A Practical Action Plan

As you contemplate building an identity process inventory for your organization, you may feel overwhelmed. Most organizations have no idea how many processes they perform and are often surprised at the size of the number. The good news is that you can often make progress on the maturity of your processes in a piecemeal fashion, making the task much easier to accomplish. In the last section, I said that tasks lead to processes. Tasks are also one of the keys to prioritizing your action plan.

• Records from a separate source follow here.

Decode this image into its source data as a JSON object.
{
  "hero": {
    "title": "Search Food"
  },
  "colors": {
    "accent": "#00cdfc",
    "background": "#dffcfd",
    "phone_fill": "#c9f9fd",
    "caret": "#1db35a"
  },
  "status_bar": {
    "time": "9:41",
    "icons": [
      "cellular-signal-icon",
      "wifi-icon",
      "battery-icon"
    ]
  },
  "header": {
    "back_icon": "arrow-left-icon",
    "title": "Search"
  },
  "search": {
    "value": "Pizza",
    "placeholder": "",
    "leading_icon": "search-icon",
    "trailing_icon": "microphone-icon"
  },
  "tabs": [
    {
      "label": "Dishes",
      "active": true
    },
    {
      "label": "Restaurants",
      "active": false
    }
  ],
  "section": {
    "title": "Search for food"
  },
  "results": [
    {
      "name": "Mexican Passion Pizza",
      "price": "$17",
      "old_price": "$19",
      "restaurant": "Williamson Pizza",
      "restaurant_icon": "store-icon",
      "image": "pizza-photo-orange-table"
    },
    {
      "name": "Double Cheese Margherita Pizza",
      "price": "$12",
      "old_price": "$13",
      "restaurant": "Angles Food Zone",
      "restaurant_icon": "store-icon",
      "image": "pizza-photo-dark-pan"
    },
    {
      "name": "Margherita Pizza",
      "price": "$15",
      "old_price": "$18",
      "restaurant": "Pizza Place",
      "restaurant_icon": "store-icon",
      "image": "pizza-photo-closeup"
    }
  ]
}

As you look at tasks, try to identify those tasks that are causing the organization considerable pain, because they're not performed well or those that are costing a lot to accomplish. The processes associated with these tasks are where you should start. As an example, consider that task we mentioned in the last section: resetting user passwords. Most organizations spend a lot of money on help desk-supported password resets, and there can be considerable benefit from automating the processes that support this task.

As you dive into the processes surrounding password reset, you're likely to find that there's not just one process, but many. Furthermore, they likely overlap and compete with one another. In an organization at the ad hoc or focused levels, there will be multiple password reset processes for each system and application. Furthermore, the administration of these passwords will likely be manual, requiring expensive intervention by multiple administrators.

After you've chosen the most critical processes to improve, envision the goal state for each of them. The goal state would likely include standardizing and documenting the process and replacing the manual processes on the various systems with an automated self-service system. Staffing may need to change, skills may need updating, and metrics developed. You may also move to integrate some or all of the many processes into a single process at the same time, or you may take that as a second step after the systems have been standardized.

The goal state can be documented in the same format as the process inventory given previously. Be wary of creating unrealistic goal states. For example, you may upgrade the technology platform significantly and move the automation ranking a great deal, but the stability ranking may not be able to move much until other process have been redone. Keep current skill sets, staffing levels, and budgets in mind when you're planning. Its OK to move slowly if that's all you can do. The important thing is having a process for continuous improvement.